Friday, March 11, 2011


Peggy Noonan is no fan of Donald Rumsfeld's memoir, she tells us in her latest column (here and, for non-Wall Street Journal subscribers, here).

What's the problem?

You’d expect such a book (all right -- you'd hope) to be reflective, to be self-questioning and questioning of others, and to grapple with the ruin of U.S. foreign policy circa 2001-08.... Since some of those decisions are in the process of turning out badly, and since [Rumsfeld] obviously loves his country, you'd expect him to critique and correct certain mindsets and assumptions so that later generations will learn.

...[Here's] the point at which I tried to break the book's spine.

If you asked most Americans why we went into Afghanistan in the weeks after 9/11, they would answer, with perfect common sense, that it was to get the bad guys....

The failure to find bin Laden was a seminal moment in the history of the war in Afghanistan. And it was a catastrophe....

You’d think, nearly a decade after the events of Tora Bora, that Mr. Rumsfeld would understand the extent of the error and the breadth of its implications. He does not. Needless to say, Tora Bora was the fault of someone else -- Gen. Franks of course, and CIA Director George Tenet....

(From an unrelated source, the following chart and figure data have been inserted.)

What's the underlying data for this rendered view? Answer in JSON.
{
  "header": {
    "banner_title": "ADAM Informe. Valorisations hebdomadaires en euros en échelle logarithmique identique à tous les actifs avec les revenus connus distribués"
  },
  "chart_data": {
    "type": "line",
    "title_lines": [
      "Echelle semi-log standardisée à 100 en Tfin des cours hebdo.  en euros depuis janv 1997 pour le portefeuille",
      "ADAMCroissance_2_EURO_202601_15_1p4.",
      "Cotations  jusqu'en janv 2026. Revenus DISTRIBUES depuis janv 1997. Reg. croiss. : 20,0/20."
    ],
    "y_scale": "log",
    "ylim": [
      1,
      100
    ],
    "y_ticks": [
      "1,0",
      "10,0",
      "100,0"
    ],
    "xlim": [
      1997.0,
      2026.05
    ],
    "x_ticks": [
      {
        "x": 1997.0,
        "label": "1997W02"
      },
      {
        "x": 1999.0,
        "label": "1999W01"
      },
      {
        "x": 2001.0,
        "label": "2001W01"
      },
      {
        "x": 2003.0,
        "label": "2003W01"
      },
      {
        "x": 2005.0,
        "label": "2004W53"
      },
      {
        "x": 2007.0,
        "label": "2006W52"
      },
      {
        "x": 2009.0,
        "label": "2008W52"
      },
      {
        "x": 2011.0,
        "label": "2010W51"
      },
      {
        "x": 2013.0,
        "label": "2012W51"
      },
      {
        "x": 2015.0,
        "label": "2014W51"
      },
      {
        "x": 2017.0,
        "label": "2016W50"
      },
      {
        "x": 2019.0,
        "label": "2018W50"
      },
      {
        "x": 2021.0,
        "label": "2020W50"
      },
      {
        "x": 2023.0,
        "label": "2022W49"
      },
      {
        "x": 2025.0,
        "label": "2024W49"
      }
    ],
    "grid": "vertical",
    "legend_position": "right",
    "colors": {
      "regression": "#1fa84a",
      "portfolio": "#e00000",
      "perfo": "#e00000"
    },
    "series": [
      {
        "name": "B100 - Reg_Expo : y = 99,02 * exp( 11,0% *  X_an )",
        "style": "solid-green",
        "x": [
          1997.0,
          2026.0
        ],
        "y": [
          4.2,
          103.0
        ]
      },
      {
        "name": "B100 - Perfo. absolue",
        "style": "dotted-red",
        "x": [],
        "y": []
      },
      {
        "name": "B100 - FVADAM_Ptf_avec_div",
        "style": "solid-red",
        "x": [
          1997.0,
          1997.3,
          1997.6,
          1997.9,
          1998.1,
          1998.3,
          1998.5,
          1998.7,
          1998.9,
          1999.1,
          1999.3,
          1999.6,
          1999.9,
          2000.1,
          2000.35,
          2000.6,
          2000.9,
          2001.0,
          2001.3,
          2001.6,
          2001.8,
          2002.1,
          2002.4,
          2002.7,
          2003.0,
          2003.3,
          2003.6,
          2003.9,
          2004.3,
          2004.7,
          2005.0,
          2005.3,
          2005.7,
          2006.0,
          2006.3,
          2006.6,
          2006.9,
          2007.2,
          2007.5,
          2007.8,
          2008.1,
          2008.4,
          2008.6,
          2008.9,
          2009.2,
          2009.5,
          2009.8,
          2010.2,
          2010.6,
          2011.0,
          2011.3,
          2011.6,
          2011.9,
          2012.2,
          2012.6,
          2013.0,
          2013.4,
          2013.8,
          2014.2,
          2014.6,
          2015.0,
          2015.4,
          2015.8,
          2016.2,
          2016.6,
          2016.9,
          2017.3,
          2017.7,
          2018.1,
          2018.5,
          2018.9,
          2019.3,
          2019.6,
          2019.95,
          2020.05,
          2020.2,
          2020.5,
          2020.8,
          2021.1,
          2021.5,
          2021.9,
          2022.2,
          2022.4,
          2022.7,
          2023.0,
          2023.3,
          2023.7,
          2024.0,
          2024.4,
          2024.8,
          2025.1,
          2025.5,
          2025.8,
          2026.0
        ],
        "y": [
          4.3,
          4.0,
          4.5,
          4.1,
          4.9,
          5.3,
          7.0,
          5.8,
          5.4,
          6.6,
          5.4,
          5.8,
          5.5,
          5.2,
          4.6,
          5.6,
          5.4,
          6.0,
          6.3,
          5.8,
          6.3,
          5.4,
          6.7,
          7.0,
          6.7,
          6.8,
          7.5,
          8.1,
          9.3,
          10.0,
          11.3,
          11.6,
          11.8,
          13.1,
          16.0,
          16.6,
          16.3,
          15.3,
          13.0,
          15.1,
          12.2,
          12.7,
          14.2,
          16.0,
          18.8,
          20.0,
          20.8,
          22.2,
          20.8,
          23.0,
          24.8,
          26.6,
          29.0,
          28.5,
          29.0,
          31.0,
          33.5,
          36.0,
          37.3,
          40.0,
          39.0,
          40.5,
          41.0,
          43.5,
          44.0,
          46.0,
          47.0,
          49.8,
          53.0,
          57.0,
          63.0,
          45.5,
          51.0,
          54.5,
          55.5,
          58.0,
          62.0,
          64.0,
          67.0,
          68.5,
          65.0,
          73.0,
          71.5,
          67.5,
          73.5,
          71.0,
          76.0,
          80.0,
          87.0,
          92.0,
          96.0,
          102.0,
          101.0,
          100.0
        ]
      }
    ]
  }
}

Osama bin Laden was not "one man on the run." He is the man who did 9/11. He had just killed almost 3,000 people at the World Trade Center, at the Pentagon, in a field in Pennsylvania. He's the reason people held hands and jumped off the buildings. He's the reason the towers groaned to the ground.

It is the great scandal of the wars of the Bush era that the U.S. government failed to get him and bring him to justice. It is the shame of this book that Don Rumsfeld lacks the brains to see it, or the guts to admit it.

So you'd expect that if you dipped into Peggy Noonan's archives she would turn out to have been withering in her criticism of Rumsfeld after that failure at Tora Bora, right? Or if not, you'd expect that she'd be expressing her mea culpas now, as she's urging Rumsfeld to express his -- right?

Well, obviously not. Here's Noonan on Rumsfeld in February 2002, mere months after Tora Bora:

... these days he seems, as leaders go, a natural....

At first you sense his candor and clarity and enjoy it without realizing it. Then you realize you must be enjoying it because you're still listening. Then you sense that his candor and clarity are in the service of intelligence and clean intentions. You find yourself following what he says, following the logic and the argument. Which makes you ultimately lean toward following him.

Yup, and you followed -- you and all your fellow right-wingers, Peg. Right into Iraq. Right into two patches of the Big Muddy. And you never called the failure at Tora Bora a "scandal," not until now. You never criticized the rest of the blundering -- not until it was too late.


Here's another curious moment from today's Noonan column:

America wanted -- needed -- to see U.S. troops pull Osama out of his cave by his beard and drag him in his urine-soaked robes into an American courtroom. Or, less good but still good, to find him, kill him, put his head in a Tiffany box with a bow, and hand-carry it to the president of the United States.

Wait -- "drag him in his urine-soaked robes into an American courtroom"? Well, yeah, that's what a lot of us would have liked to see -- but are right-wingers still allowed to say that? Do I have to point out that if bin Laden were captured alive tomorrow, and the Obama administration starting planning to "drag him ... into an American courtroom," Noonan's fellow rightists would explode in fury?

But, yeah, she's right -- if the capture had happened, Bush could have held such a trial and no one would have blinked. In fact, everyone would have been delighted.